Sunday, January 6, 2013

Keeping a fat balance may counter obesity

Obesity can be characterized as the accumulation of too much fat, causing health problems. Fat is normally regarded as universally bad, but the body is actually more complex. There is 'good' and 'bad' fat, otherwise known as brown and white fat, respectively. Brown fat is more than just a useless lump of mass in your body: it has all kind of metabolic purposes, and does not make you obese in the way that white fat does. It appears that a mismatch in the balance between brown and white fat may be one of the underlying causes of obesity, a new study suggests. They also found a protein that is associated with keeping this balance, which therefore poses as an interesting target.

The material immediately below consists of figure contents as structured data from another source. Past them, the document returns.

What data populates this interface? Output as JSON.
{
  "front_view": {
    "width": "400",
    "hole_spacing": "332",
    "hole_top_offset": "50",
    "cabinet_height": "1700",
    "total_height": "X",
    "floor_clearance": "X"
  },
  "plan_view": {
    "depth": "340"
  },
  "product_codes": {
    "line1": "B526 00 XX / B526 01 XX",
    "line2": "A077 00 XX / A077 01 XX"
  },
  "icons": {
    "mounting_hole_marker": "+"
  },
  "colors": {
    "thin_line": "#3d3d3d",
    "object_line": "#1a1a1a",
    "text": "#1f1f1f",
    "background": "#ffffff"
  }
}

According to researchers from the Sanford-Burnham Medical Research Institute, a protein called P62 plays an important role in the regulation of the fat balance. Without this particular molecule, mice rapidly become obese, a study previously showed. Now, further experiments have revealed that P62 is mostly needed inside the fat tissue, where it influences the balance between white and brown fat. The study was conducted in mice.

P62 functions by influencing certain signalling pathways that impact both brown and white fat. In brown fat, it stimulates a certain pathway that makes it more active, while it simultaneously inhibits the development of white fat through another signalling pathway. The mechanism explains why this particular protein is needed in the fat tissue, in order to prevent the production of new white, bad fat.

The study by the Sanford-Burnham Medical Research Institute shows that P62 is an interesting target for new obesity therapies. Activating P62 in fat tissue may shift the balance, resulting in less white fat, while stimulating the development of brown fat. Obviously, such therapies are years away, as scientists first have to prove that the same thing applies to humans, although this seems likely.